"L'albero della vita", nasce a Sora la prima casa maternità del sud Italia

Tutto ha avuto inizio dall'incontro di tre professioniste unite dallo stesso desiderio: creare una realtà innovativa che promuova il sostegno della famiglia partendo dal pre-concepimento e passando per tutte le fasi della vita

Nasce a Sora, in via Barca S. Domenico 17, la prima casa maternità del sud italia. A piantare il seme per l'importante progetto presentato in conferenza stampa questa mattina è "L'Albero della Vita", un'associazione nata dall'incontro di due ostetriche esperte in parto extraospedaliero e un’osteopata.

“Sono più di dieci anni che accompagno le mamme in un percorso di consapevolezza, maternità e nascita rispettata. Il mio sogno si realizza.” Ha commentato l’ostetrica, presidentessa dell’Associazione Simona Pantanella, invitando all’inaugurazione che si terrà sabato 7 dicembre dalle ore 15.00.

Uno spazio dedicato alla nascita

L’Associazione culturale ospita la prima casa maternità del sud Lazio, dedicando uno spazio esclusivo alla nascita. In Italia sono nate più di 10 case maternità di cui 5 a Roma. L’Albero della Vita è la prima del sud Italia.
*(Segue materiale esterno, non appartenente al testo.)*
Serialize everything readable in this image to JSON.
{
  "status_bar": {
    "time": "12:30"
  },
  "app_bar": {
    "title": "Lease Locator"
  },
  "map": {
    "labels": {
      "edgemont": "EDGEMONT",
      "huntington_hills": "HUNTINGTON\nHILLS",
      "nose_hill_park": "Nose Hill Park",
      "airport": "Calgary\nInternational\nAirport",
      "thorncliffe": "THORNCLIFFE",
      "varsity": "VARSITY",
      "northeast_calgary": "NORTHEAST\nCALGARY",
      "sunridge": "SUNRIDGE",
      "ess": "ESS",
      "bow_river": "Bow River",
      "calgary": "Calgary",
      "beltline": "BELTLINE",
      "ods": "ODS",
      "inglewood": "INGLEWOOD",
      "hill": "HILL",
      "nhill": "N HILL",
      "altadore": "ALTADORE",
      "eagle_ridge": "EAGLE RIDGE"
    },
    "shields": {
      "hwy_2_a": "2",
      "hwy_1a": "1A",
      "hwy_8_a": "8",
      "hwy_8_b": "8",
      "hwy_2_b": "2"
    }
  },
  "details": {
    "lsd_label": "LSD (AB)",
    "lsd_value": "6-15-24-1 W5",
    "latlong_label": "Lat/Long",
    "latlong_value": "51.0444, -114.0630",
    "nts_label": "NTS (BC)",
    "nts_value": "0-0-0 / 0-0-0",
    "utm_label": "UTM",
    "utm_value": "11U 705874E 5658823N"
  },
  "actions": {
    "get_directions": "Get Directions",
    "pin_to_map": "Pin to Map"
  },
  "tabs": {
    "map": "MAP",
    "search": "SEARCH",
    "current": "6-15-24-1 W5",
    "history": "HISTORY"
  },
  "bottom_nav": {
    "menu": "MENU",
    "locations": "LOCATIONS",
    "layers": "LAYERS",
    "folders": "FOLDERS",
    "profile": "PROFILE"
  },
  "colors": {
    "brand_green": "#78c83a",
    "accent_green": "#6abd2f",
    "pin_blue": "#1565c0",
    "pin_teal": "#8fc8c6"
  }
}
La casa maternità non è una struttura sanitaria e non vi sono medici, ma ostetriche qualificate ed esperte nell’assistenza domiciliare, che dista circa 10 minuti dall’ospedale di riferimento. È un luogo sociale, un punto di riferimento in cui le coppie vengono accompagnate nel percorso che li porterà a conoscere il proprio figlio, in un ambiente intimo, accogliente e protetto.

Assistenza continua dopo il parto

L’assistenza continua dopo il parto sostenendo a domicilio le nuove famiglie con un approccio multidisciplinare, composto dal  pediatra, l’osteopata e altri professionisti. Nella gravidanza, nel parto e nel post-parto la figura dell’osteopata sostiene l’attività del Sistema Nervoso Autonomo avvalendosi del “tocco” come mezzo per veicolare  e accelerare il processo di autoguarigione. Il compito cardine nell’evento “parto” è quello di proteggere la donna da stimolazioni corticali per lasciar spazio ai processi regolatori del parto, dell’accudimento e dell’allattamento. 

L'approccio multidisciplinare

“Negli ultimi quattro anni ho centrato la mia professione nel trattamento osteopatico di donne e bambini. L’incontro con Simona nel 2017 ha dato il via a questo progetto.” Ha detto l’osteopata, vicepresidentessa Monica Gemmiti.
Quindi, l’approccio multidisciplinare, l’assistenza continua e personalizzata sono criteri di sicurezza nel parto extraospedaliero.  Tutto questo è sostenuto da molteplici studi internazionali e dalla raccolta dati italiana portata avanti dall’Associazione Nazionale Nascere In Casa.

Il contributo regionale

Dal 2016 la Regione Lazio ha emesso un Decreto ad Acta che prevede un rimborso economico per le famiglie che scelgono un parto domiciliare ed in casa maternità. Regola altresì i requisiti della struttura e delle ostetriche che vi operano, garantendo sicurezza nelle cure. “La nostra casa accoglie mamme, papà e bimbi, come nell’incontro di oggi, dove è stato emozionante ascoltare i racconti di nascite naturali, con il nostro sostegno.”- Ha concluso l’ostetrica, segretaria Noemi Chiarlitti. – “La casa oggi c’è, noi ci siamo, i genitori sono protagonisti.”